Suppressing Amplitude Damping in Trapped Ions: Discrete Weak Measurements for a Non-unitary Probabilistic Noise Filter

TL;DR

This paper introduces a low-overhead, probabilistic filtering protocol using weak measurements to protect maximally-entangled states in trapped ions from amplitude damping noise, enhancing quantum information processing robustness.

Contribution

It presents two trapped-ion schemes for implementing a non-unitary probabilistic filter that reverses amplitude damping noise using local weak measurements.

Findings

Successfully protects entangled states from photon scattering

Demonstrates feasibility of noise reversal with low overhead

Enhances entanglement preservation in quantum systems

Abstract

The idea of exploiting maximally-entangled states as a resource lies at the core of several modalities of quantum information processing, including secure quantum communication, quantum computation, and quantum sensing.

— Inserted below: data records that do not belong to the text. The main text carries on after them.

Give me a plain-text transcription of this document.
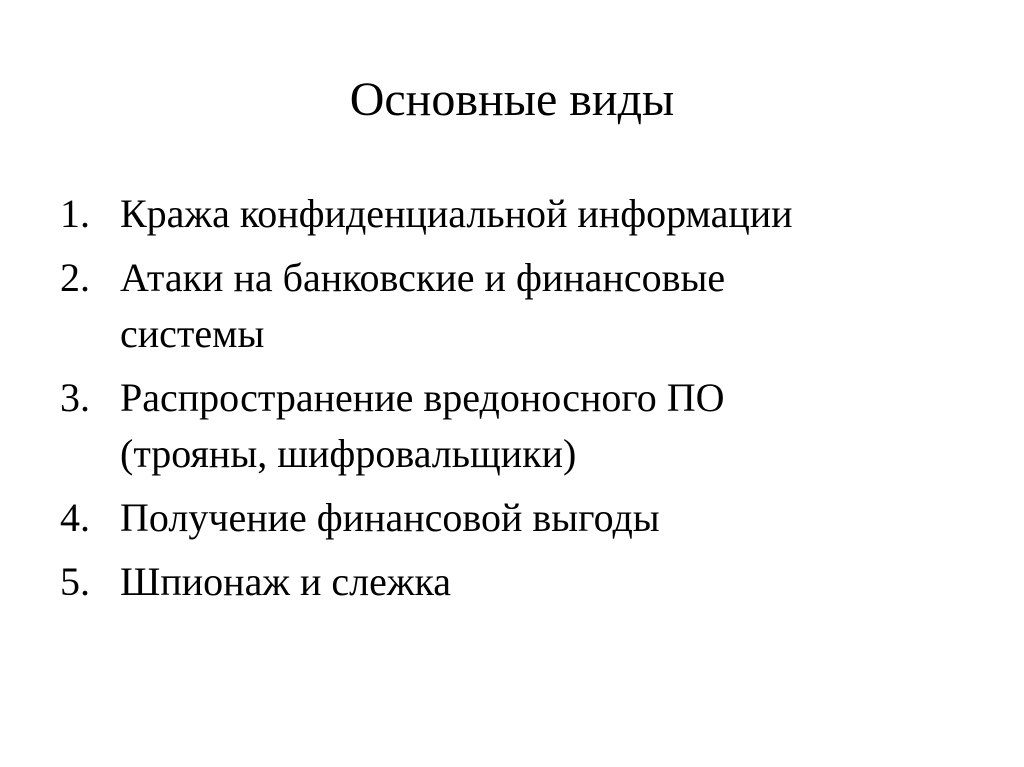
Основные виды
1. Кража конфиденциальной информации
2. Атаки на банковские и финансовые
системы
3. Распространение вредоносного ПО
(трояны, шифровальщики)
4. Получение финансовой выгоды
5. Шпионаж и слежка
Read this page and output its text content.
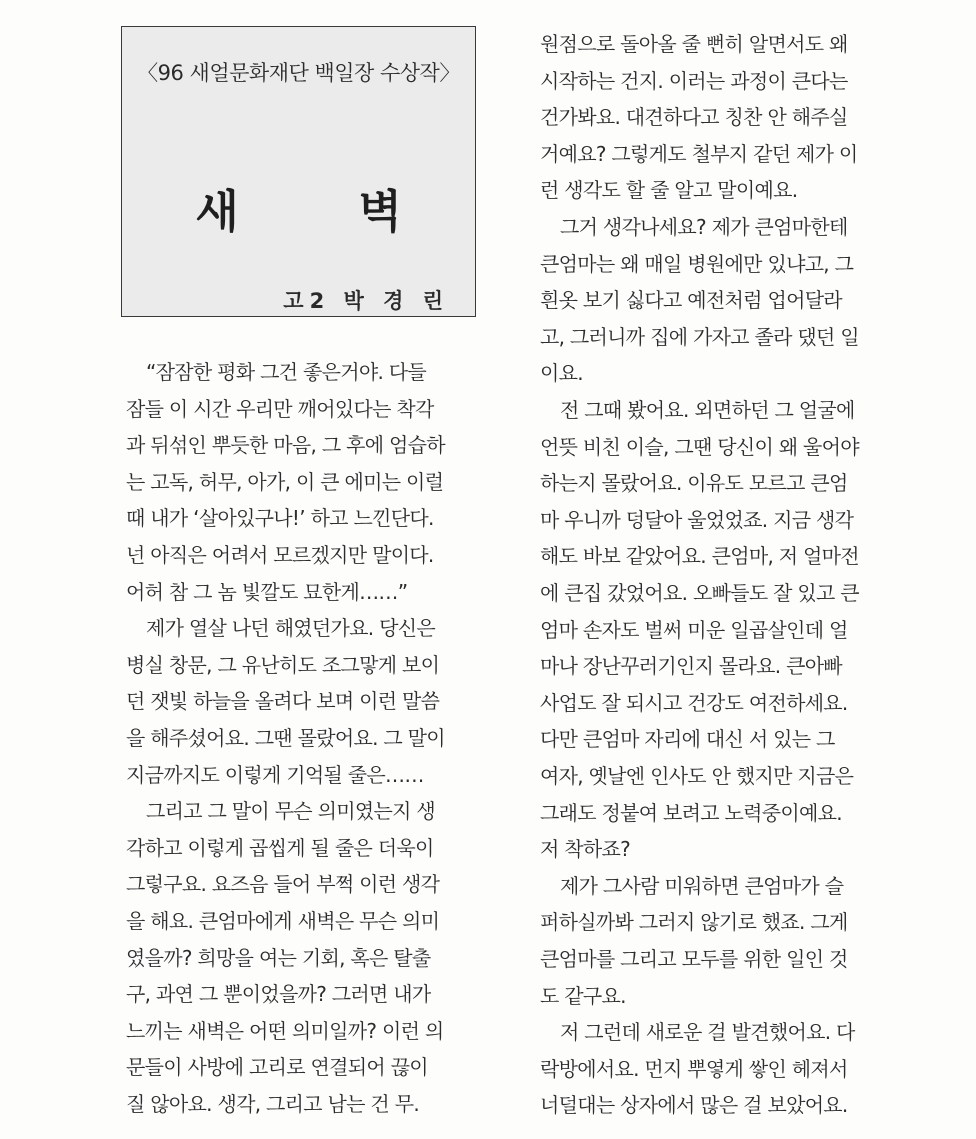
〈96 새얼문화재단 백일장 수상작〉
새 벽
고2 박 경 린
“잠잠한 평화 그건 좋은거야. 다들
잠들 이 시간 우리만 깨어있다는 착각
과 뒤섞인 뿌듯한 마음, 그 후에 엄습하
는 고독, 허무, 아가, 이 큰 에미는 이럴
때 내가 ‘살아있구나!’ 하고 느낀단다.
넌 아직은 어려서 모르겠지만 말이다.
어허 참 그 놈 빛깔도 묘한게……”
제가 열살 나던 해였던가요. 당신은
병실 창문, 그 유난히도 조그맣게 보이
던 잿빛 하늘을 올려다 보며 이런 말씀
을 해주셨어요. 그땐 몰랐어요. 그 말이
지금까지도 이렇게 기억될 줄은……
그리고 그 말이 무슨 의미였는지 생
각하고 이렇게 곱씹게 될 줄은 더욱이
그렇구요. 요즈음 들어 부쩍 이런 생각
을 해요. 큰엄마에게 새벽은 무슨 의미
였을까? 희망을 여는 기회, 혹은 탈출
구, 과연 그 뿐이었을까? 그러면 내가
느끼는 새벽은 어떤 의미일까? 이런 의
문들이 사방에 고리로 연결되어 끊이
질 않아요. 생각, 그리고 남는 건 무.
원점으로 돌아올 줄 뻔히 알면서도 왜
시작하는 건지. 이러는 과정이 큰다는
건가봐요. 대견하다고 칭찬 안 해주실
거예요? 그렇게도 철부지 같던 제가 이
런 생각도 할 줄 알고 말이예요.
그거 생각나세요? 제가 큰엄마한테
큰엄마는 왜 매일 병원에만 있냐고, 그
흰옷 보기 싫다고 예전처럼 업어달라
고, 그러니까 집에 가자고 졸라 댔던 일
이요.
전 그때 봤어요. 외면하던 그 얼굴에
언뜻 비친 이슬, 그땐 당신이 왜 울어야
하는지 몰랐어요. 이유도 모르고 큰엄
마 우니까 덩달아 울었었죠. 지금 생각
해도 바보 같았어요. 큰엄마, 저 얼마전
에 큰집 갔었어요. 오빠들도 잘 있고 큰
엄마 손자도 벌써 미운 일곱살인데 얼
마나 장난꾸러기인지 몰라요. 큰아빠
사업도 잘 되시고 건강도 여전하세요.
다만 큰엄마 자리에 대신 서 있는 그
여자, 옛날엔 인사도 안 했지만 지금은
그래도 정붙여 보려고 노력중이예요.
저 착하죠?
제가 그사람 미워하면 큰엄마가 슬
퍼하실까봐 그러지 않기로 했죠. 그게
큰엄마를 그리고 모두를 위한 일인 것
도 같구요.
저 그런데 새로운 걸 발견했어요. 다
락방에서요. 먼지 뿌옇게 쌓인 헤져서
너덜대는 상자에서 많은 걸 보았어요.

However, due to imperfections during or after the entangling gates used to prepare such states, the amount of entanglement decreases and their quality as a resource gets degraded. We introduce a low-overhead protocol to reverse this degradation by partially filtering out a specific type of noise relevant to many quantum technologies. We present two trapped-ion schemes for the implementation of a non-unitary probabilistic filter against amplitude damping noise, which can protect any maximally-entangled pair from spontaneous photon scattering during or after the two-qubit trapped-ion entangling gates. This filter can be understood as a protocol for single-copy quasi-distillation, as it uses only local operations to realise a reversal operation that can be understood in terms of weak measurements.